A continuous feast... The best book ever about football - or anything!
Wall Street Journal
A great book that makes football absolutely fascinating to fan and non-fan alike...a tale to gladden the envious heart of every weekend athlete... Plimpton has endless curiosity, unshakable enthusiasm and nerve, and a deep respect for the world he enters
New York Times
The agility and imaginativeness of his prose transforms his account of this daydream into a classic of sports reporting
New Yorker
Possibly the most arresting and delightful narrative in all of sports literature
Book Week
With his gentle, ironic tone, and unwillingness to take himself too seriously, along with Roger Angell, John Updike and Norman Mailer he made writing about sports something that mattered.
Guardian
The casual, curious, light-hearted precision of his prose is just as impressive as the way a great ball player can make the ball pop off his bat.
Spectator
To suggest they have achieved classic status would be to devalue their still very immediate pleasures… [Plimpton] was a lyrical, precise observational writer, with a keen eye for human absurdity’.
Observer
What drives these books, and has made them so popular, is Plimpton’s continuous bond-making with the reader and the comedy inherent in his predicament. He is the Everyman, earnests and frail, wandering in a world of supermen, beset by fears of catastrophic violence and public humiliation, yet gamely facing it all in order to survive and tell the tale… A prodigious linguistic ability is on display throughout, with a defining image often appended at the end of a sentence like a surprise dessert.

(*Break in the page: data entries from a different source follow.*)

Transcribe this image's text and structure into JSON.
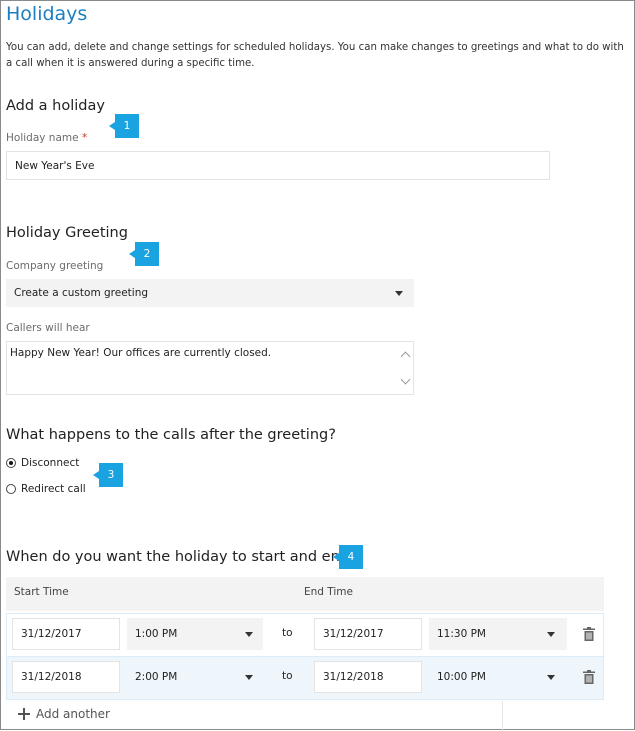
{
  "page": {
    "title": "Holidays",
    "description": "You can add, delete and change settings for scheduled holidays. You can make changes to greetings and what to do with a call when it is answered during a specific time."
  },
  "add_holiday": {
    "heading": "Add a holiday",
    "name_label": "Holiday name",
    "required_mark": "*",
    "name_value": "New Year's Eve",
    "callout": "1"
  },
  "greeting": {
    "heading": "Holiday Greeting",
    "company_label": "Company greeting",
    "company_value": "Create a custom greeting",
    "callers_label": "Callers will hear",
    "callers_value": "Happy New Year! Our offices are currently closed.",
    "callout": "2"
  },
  "after_greeting": {
    "heading": "What happens to the calls after the greeting?",
    "options": [
      "Disconnect",
      "Redirect call"
    ],
    "selected": "Disconnect",
    "callout": "3"
  },
  "schedule": {
    "heading": "When do you want the holiday to start and end?",
    "callout": "4",
    "start_header": "Start Time",
    "end_header": "End Time",
    "to_label": "to",
    "rows": [
      {
        "start_date": "31/12/2017",
        "start_time": "1:00 PM",
        "end_date": "31/12/2017",
        "end_time": "11:30 PM"
      },
      {
        "start_date": "31/12/2018",
        "start_time": "2:00 PM",
        "end_date": "31/12/2018",
        "end_time": "10:00 PM"
      }
    ],
    "add_another": "Add another",
    "add_icon": "plus-icon",
    "delete_icon": "trash-icon"
  },
  "colors": {
    "accent": "#1d7fc1",
    "callout": "#1aa3e1",
    "required": "#c0392b"
  }
}
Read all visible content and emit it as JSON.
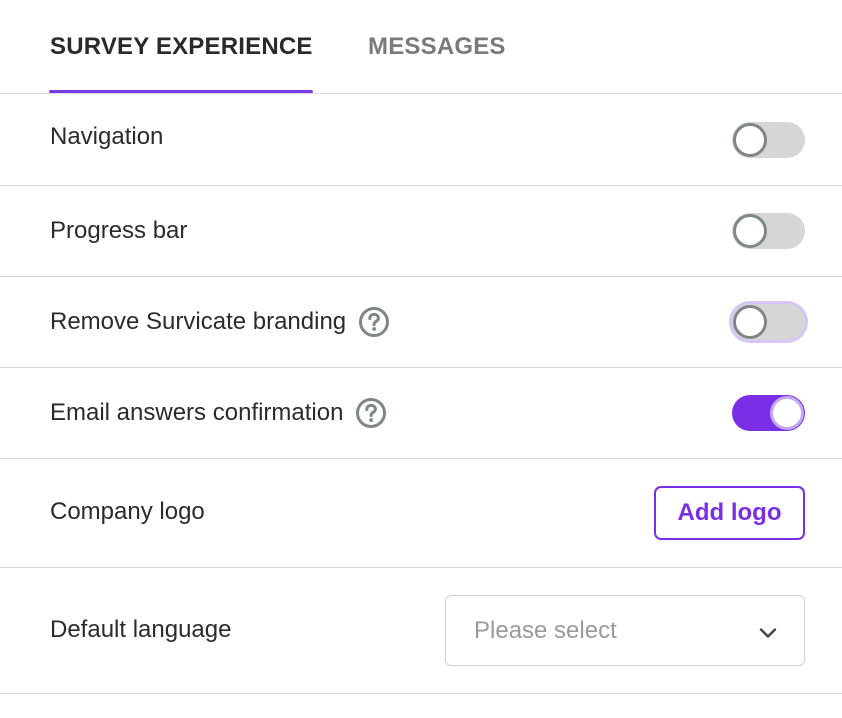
{
  "tabs": [
    {
      "label": "SURVEY EXPERIENCE",
      "active": true
    },
    {
      "label": "MESSAGES",
      "active": false
    }
  ],
  "settings": {
    "navigation": {
      "label": "Navigation",
      "enabled": false
    },
    "progress_bar": {
      "label": "Progress bar",
      "enabled": false
    },
    "remove_branding": {
      "label": "Remove Survicate branding",
      "enabled": false,
      "icon": "help-circle-icon"
    },
    "email_confirmation": {
      "label": "Email answers confirmation",
      "enabled": true,
      "icon": "help-circle-icon"
    },
    "company_logo": {
      "label": "Company logo",
      "button_label": "Add logo"
    },
    "default_language": {
      "label": "Default language",
      "placeholder": "Please select",
      "icon": "chevron-down-icon"
    }
  },
  "colors": {
    "accent": "#7a2fe6",
    "toggle_off": "#d6d6d6",
    "divider": "#d9d9d9"
  }
}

- Timothy O'Grady, Times Literary Supplement
In the mid-1960s, George Plimpton talked his way into the Detroit Lions’ pre-season training camp and in doing so set the bar for participatory sports journalism. With his characteristic wit, Plimpton recounts his experience of a month practising and living with the team – getting to know the pressures and tensions rookies confront, the hijinks, taking behind the scenes snaps and capturing a host of American football rites and rituals.
Plimpton might not have made it as a quarterback, but fifty years after its first publication, Paper Lion remains one of the most insightful and entertaining classics of sports literature.